A valuation model built from free public data.
Institutional-grade scoring without institutional-grade data budgets.
Built entirely from free public data feeds.
Sector
Finance, wealth management
Tech
Python, pandas, statsmodels, free public data APIs (financial, macro, domain-specific)
The challenge
A wealth management firm wanted a valuation framework for an asset class they were already exposed to, built to the same rigour a serious research desk would use. They did not want to pay for institutional data feeds. The inputs they needed were available on free public APIs, but scattered, inconsistent, and in different units, distributions, and noise profiles.
Our approach
- —Data sourcing: stitched together a patchwork of free public APIs, each with different rate limits, coverage windows, and missing fields.
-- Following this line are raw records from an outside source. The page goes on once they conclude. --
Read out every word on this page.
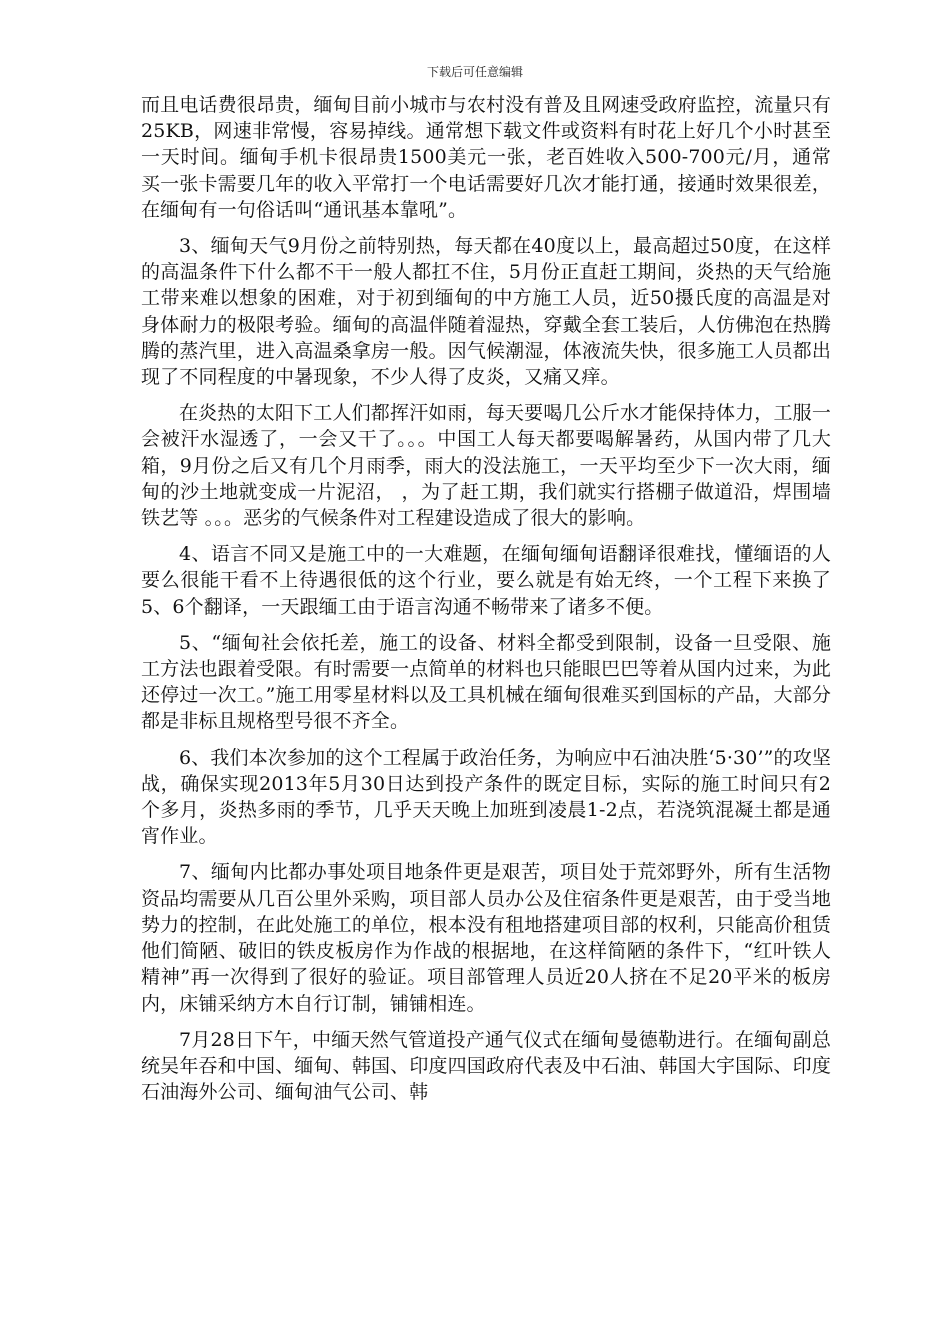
下载后可任意编辑

而且电话费很昂贵，缅甸目前小城市与农村没有普及且网速受政府监控，流量只有25KB，网速非常慢，容易掉线。通常想下载文件或资料有时花上好几个小时甚至一天时间。缅甸手机卡很昂贵1500美元一张，老百姓收入500-700元/月，通常买一张卡需要几年的收入平常打一个电话需要好几次才能打通，接通时效果很差，在缅甸有一句俗话叫“通讯基本靠吼”。

3、缅甸天气9月份之前特别热，每天都在40度以上，最高超过50度，在这样的高温条件下什么都不干一般人都扛不住，5月份正直赶工期间，炎热的天气给施工带来难以想象的困难，对于初到缅甸的中方施工人员，近50摄氏度的高温是对身体耐力的极限考验。缅甸的高温伴随着湿热，穿戴全套工装后，人仿佛泡在热腾腾的蒸汽里，进入高温桑拿房一般。因气候潮湿，体液流失快，很多施工人员都出现了不同程度的中暑现象，不少人得了皮炎，又痛又痒。

在炎热的太阳下工人们都挥汗如雨，每天要喝几公斤水才能保持体力，工服一会被汗水湿透了，一会又干了。。。中国工人每天都要喝解暑药，从国内带了几大箱，9月份之后又有几个月雨季，雨大的没法施工，一天平均至少下一次大雨，缅甸的沙土地就变成一片泥沼， ，为了赶工期，我们就实行搭棚子做道沿，焊围墙铁艺等 。。。恶劣的气候条件对工程建设造成了很大的影响。

4、语言不同又是施工中的一大难题，在缅甸缅甸语翻译很难找，懂缅语的人要么很能干看不上待遇很低的这个行业，要么就是有始无终，一个工程下来换了5、6个翻译，一天跟缅工由于语言沟通不畅带来了诸多不便。

5、“缅甸社会依托差，施工的设备、材料全都受到限制，设备一旦受限、施工方法也跟着受限。有时需要一点简单的材料也只能眼巴巴等着从国内过来，为此还停过一次工。”施工用零星材料以及工具机械在缅甸很难买到国标的产品，大部分都是非标且规格型号很不齐全。

6、我们本次参加的这个工程属于政治任务，为响应中石油决胜‘5·30’”的攻坚战，确保实现2013年5月30日达到投产条件的既定目标，实际的施工时间只有2个多月，炎热多雨的季节，几乎天天晚上加班到凌晨1-2点，若浇筑混凝土都是通宵作业。

7、缅甸内比都办事处项目地条件更是艰苦，项目处于荒郊野外，所有生活物资品均需要从几百公里外采购，项目部人员办公及住宿条件更是艰苦，由于受当地势力的控制，在此处施工的单位，根本没有租地搭建项目部的权利，只能高价租赁他们简陋、破旧的铁皮板房作为作战的根据地，在这样简陋的条件下，“红叶铁人精神”再一次得到了很好的验证。项目部管理人员近20人挤在不足20平米的板房内，床铺采纳方木自行订制，铺铺相连。

7月28日下午，中缅天然气管道投产通气仪式在缅甸曼德勒进行。在缅甸副总统吴年吞和中国、缅甸、韩国、印度四国政府代表及中石油、韩国大宇国际、印度石油海外公司、缅甸油气公司、韩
Getting them into one consistent dataset was a meaningful share of the engineering.
- —Transformation: built the layer that converted each raw series into a bounded, z-scored, or percentile-mapped variable the model could actually combine without lying. Reconciled feeds that disagreed on timestamps, units, and coverage.
- —Optimisation: tested weight combinations, evaluated feature strength, and tuned the composite scoring formula to pull the strongest possible signal out of what the data allowed.
- —Handover as production-ready Python, designed to drop into the client's engineering stack.
The outcome
A working valuation model the client's engineering team integrated into their IT ecosystem. Six technical write-ups, one full scoring spec, working Python code. NDA in place, full IP with the client.
Where the real work was
The transformation layer. You cannot just average a handful of metrics that live on different scales. The final score is only as honest as the variable transformation layer underneath it. We wrote that layer to survive an audit.